I have a pandas dataframe with string values and I would like to be able to return a subset of the dataframe where the values contain some substring. This is easy to do on a series in this way (example adapted from pandas documentation):
import pandas as pd
import numpy as np
s4 = pd.Series(['A', 'B', 'C', 'Aaba', 'Baca', np.nan, 'CABA', 'dog', 'cat'])
s4[s4.str.contains('A', na=False)]
0 A
3 Aaba
6 CABA
dtype: object
I would expect searching for substrings in all the columns of a dataframe to work the same as for series, but there are no .str methods for dataframes.

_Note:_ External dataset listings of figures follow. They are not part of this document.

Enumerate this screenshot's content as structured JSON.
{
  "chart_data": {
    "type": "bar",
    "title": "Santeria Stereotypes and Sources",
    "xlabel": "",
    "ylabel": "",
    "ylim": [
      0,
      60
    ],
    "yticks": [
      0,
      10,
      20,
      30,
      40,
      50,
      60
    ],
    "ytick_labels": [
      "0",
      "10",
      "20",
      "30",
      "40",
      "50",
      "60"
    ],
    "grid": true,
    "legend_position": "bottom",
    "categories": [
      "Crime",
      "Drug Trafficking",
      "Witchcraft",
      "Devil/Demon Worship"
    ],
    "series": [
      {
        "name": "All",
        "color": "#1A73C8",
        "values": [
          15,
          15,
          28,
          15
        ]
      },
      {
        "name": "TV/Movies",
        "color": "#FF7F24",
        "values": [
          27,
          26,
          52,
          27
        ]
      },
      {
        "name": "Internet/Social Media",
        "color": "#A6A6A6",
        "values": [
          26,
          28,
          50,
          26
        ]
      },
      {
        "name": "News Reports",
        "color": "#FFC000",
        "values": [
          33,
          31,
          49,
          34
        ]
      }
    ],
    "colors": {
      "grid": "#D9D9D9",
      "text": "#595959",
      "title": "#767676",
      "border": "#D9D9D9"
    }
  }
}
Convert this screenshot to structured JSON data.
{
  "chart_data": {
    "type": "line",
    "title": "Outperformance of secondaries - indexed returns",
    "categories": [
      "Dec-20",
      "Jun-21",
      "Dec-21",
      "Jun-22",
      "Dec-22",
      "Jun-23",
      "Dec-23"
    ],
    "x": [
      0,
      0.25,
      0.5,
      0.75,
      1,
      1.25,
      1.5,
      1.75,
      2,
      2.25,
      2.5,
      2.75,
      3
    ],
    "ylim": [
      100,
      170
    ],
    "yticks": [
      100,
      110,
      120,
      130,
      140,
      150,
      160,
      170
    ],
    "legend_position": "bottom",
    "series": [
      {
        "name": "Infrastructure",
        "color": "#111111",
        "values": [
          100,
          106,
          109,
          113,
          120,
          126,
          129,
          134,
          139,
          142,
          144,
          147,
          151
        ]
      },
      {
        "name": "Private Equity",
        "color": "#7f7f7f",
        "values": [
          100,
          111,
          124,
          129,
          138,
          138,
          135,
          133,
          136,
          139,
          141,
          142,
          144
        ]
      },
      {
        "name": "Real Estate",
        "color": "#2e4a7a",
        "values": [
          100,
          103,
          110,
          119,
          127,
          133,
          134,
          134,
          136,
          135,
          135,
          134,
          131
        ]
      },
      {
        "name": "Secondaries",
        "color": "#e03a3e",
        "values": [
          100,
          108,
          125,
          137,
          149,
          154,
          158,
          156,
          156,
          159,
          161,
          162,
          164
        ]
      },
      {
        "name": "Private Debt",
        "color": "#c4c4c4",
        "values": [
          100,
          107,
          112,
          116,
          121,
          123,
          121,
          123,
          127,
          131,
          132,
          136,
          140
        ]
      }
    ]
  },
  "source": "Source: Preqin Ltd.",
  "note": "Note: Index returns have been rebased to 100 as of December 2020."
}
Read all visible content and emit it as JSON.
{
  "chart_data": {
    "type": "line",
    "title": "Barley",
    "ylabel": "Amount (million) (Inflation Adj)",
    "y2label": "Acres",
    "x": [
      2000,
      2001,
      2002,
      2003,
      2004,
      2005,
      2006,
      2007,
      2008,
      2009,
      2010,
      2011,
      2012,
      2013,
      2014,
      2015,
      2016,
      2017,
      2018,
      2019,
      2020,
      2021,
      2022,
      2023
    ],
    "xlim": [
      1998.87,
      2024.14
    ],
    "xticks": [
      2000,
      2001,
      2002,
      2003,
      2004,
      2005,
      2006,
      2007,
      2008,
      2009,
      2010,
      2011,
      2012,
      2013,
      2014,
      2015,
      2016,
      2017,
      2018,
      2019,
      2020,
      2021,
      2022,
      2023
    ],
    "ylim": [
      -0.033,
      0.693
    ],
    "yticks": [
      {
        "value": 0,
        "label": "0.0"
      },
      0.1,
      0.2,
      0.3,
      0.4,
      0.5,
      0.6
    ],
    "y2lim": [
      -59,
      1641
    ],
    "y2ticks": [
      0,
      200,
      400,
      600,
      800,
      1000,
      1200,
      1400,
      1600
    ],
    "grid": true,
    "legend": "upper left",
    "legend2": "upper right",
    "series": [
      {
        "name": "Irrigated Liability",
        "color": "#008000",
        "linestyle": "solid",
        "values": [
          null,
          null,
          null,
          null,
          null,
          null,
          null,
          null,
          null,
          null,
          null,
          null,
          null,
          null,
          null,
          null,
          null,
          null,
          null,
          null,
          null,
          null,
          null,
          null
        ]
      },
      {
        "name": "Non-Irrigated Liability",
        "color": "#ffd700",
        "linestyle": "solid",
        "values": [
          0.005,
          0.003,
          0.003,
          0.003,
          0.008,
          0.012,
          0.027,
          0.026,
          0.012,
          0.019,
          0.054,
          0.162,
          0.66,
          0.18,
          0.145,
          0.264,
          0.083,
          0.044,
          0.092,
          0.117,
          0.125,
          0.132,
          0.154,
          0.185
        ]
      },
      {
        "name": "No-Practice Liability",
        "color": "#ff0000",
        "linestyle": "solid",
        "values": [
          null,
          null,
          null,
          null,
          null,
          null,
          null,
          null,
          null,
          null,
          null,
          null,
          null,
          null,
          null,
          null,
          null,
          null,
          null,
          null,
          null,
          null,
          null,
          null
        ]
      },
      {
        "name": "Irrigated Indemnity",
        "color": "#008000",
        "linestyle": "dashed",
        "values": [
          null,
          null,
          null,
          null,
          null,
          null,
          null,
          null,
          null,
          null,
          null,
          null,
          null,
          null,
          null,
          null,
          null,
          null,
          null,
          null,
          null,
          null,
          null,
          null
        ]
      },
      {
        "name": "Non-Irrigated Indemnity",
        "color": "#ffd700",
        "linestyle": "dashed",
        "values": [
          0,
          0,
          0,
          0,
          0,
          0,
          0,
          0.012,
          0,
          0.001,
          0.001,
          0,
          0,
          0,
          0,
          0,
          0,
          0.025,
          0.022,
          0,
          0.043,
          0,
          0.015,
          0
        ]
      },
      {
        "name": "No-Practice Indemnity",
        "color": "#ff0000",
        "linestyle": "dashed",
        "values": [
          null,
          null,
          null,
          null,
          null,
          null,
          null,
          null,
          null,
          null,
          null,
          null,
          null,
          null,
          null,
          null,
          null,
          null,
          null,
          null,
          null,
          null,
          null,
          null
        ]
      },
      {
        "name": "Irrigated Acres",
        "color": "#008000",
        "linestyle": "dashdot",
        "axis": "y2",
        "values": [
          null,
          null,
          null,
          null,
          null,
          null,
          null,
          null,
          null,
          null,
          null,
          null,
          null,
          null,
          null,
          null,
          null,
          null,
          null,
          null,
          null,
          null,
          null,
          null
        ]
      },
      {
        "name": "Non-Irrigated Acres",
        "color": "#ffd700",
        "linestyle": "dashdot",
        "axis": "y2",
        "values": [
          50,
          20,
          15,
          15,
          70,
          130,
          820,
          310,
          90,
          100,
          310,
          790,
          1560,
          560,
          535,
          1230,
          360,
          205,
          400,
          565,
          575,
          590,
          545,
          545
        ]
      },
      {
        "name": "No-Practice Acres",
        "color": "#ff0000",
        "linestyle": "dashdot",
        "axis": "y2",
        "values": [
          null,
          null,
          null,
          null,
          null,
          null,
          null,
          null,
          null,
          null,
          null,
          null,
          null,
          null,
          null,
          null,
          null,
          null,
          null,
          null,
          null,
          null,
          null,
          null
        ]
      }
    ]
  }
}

You can filter a dataframe for an exact match of a string like this:
df = pd.concat((s4, s4.shift(1)), axis=1)
0 1
0 A NaN
1 B A
2 C B
3 Aaba C
4 Baca Aaba
5 NaN Baca
6 CABA NaN
7 dog CABA
8 cat dog
filtered_df = df[df == 'Baca']
0 1
0 NaN NaN
1 NaN NaN
2 NaN NaN
3 NaN NaN
4 Baca NaN
5 NaN Baca
6 NaN NaN
7 NaN NaN
8 NaN NaN
result = df[df contains 'ac']
I would hope that would return the same thing as filtered_df = df[df == 'Baca']
but it's invalid syntax. I tried using df.apply to apply the series.str.contains method to each series of the dataframe. If that is a viable solution I wasn't able to work it out. I'm using python 3.5, and pandas 0.18 on Linux/Ubuntu.